Turing test? LMAO.
I asked it simply to recommend me a supermarket in our next bigger city here.
It came up with a name and it told a few of it’s qualities. Easy, I thought. Then I found out that the name does not exist. It was all made up.
You could argue that humans lie, too. But only when they have a reason to lie.
That’s not what LLMs are for. That’s like hammering a screw and being irritated it didn’t twist in nicely.
The turing test is designed to see if an AI can pass for human in a conversation.
turing test is designed to see if an AI can pass for human in a conversation.
I’m pretty sure that I could ask a human that question in a normal conversation.
The idea of the Turing test was to have a way of telling humans and computers apart. It is NOT meant for putting some kind of ‘certified’ badge on that computer, and …
That’s not what LLMs are for.
…and you can’t cry ‘foul’ if I decide to use a question for which your computer was not programmed :-)
It wasn’t programmed for any questions. It was trained hehe
Each conversation lasted a total of five minutes. According to the paper, which was published in May, the participants judged GPT-4 to be human a shocking 54 percent of the time. Because of this, the researchers claim that the large language model has indeed passed the Turing test.
That’s no better than flipping a coin and we have no idea what the questions were. This is clickbait.
While I agree it’s a relatively low percentage, not being sure and having people pick effectively randomly is still an interesting result.
The alternative would be for them to never say that gpt-4 is a human, not 50% of the time.
Participants only said other humans were human 67% of the time.
Which makes the difference between the AIs and humans lower, likely increasing the significance of the result.
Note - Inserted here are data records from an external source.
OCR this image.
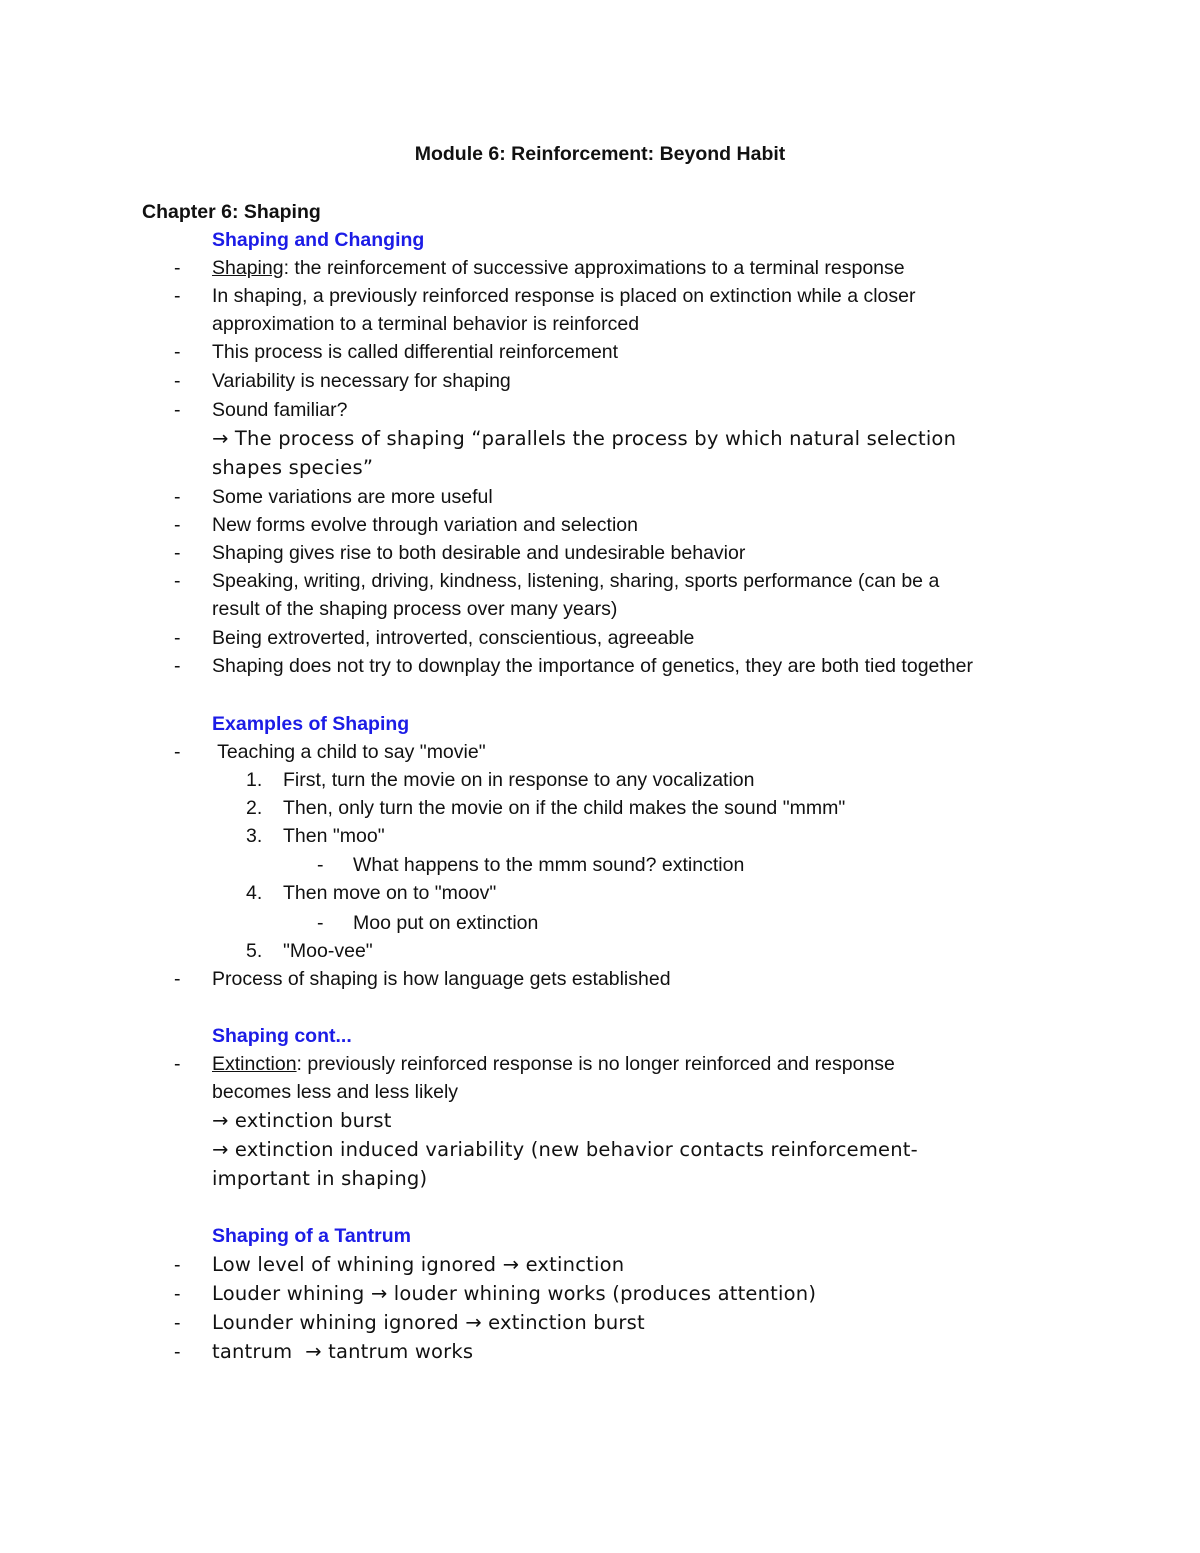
Module 6: Reinforcement: Beyond Habit
Chapter 6: Shaping
Shaping and Changing
- Shaping: the reinforcement of successive approximations to a terminal response
- In shaping, a previously reinforced response is placed on extinction while a closer
approximation to a terminal behavior is reinforced
- This process is called differential reinforcement
- Variability is necessary for shaping
- Sound familiar?
→ The process of shaping “parallels the process by which natural selection
shapes species”
- Some variations are more useful
- New forms evolve through variation and selection
- Shaping gives rise to both desirable and undesirable behavior
- Speaking, writing, driving, kindness, listening, sharing, sports performance (can be a
result of the shaping process over many years)
- Being extroverted, introverted, conscientious, agreeable
- Shaping does not try to downplay the importance of genetics, they are both tied together
Examples of Shaping
- Teaching a child to say "movie"
1. First, turn the movie on in response to any vocalization
2. Then, only turn the movie on if the child makes the sound "mmm"
3. Then "moo"
- What happens to the mmm sound? extinction
4. Then move on to "moov"
- Moo put on extinction
5. "Moo-vee"
- Process of shaping is how language gets established
Shaping cont...
- Extinction: previously reinforced response is no longer reinforced and response
becomes less and less likely
→ extinction burst
→ extinction induced variability (new behavior contacts reinforcement-
important in shaping)
Shaping of a Tantrum
- Low level of whining ignored → extinction
- Louder whining → louder whining works (produces attention)
- Lounder whining ignored → extinction burst
- tantrum  → tantrum works
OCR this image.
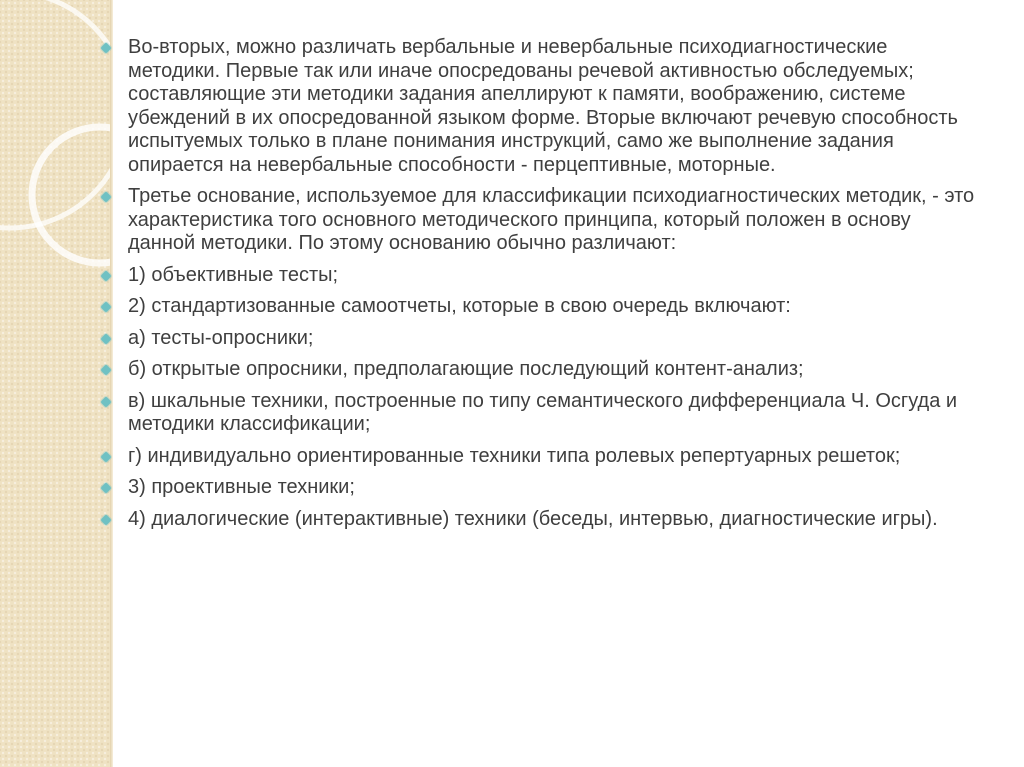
Во-вторых, можно различать вербальные и невербальные психодиагностические методики. Первые так или иначе опосредованы речевой активностью обследуемых; составляющие эти методики задания апеллируют к памяти, воображению, системе убеждений в их опосредованной языком форме. Вторые включают речевую способность испытуемых только в плане понимания инструкций, само же выполнение задания опирается на невербальные способности - перцептивные, моторные.
Третье основание, используемое для классификации психодиагностических методик, - это характеристика того основного методического принципа, который положен в основу данной методики. По этому основанию обычно различают:
1) объективные тесты;
2) стандартизованные самоотчеты, которые в свою очередь включают:
а) тесты-опросники;
б) открытые опросники, предполагающие последующий контент-анализ;
в) шкальные техники, построенные по типу семантического дифференциала Ч. Осгуда и методики классификации;
г) индивидуально ориентированные техники типа ролевых репертуарных решеток;
3) проективные техники;
4) диалогические (интерактивные) техники (беседы, интервью, диагностические игры).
Aye, I’d wager Claude would be closer to 58-60. And with the model probing Anthropic’s publishing, we could get to like ~63% on average in the next couple years? Those last few % will be difficult for an indeterminate amount of time, I imagine. But who knows. We’ve already blown by a ton of “limitations” that I thought I might not live long enough to see.
Oh no!! the AImageddon it’s closer everyday… Skynet it’s coming for us!!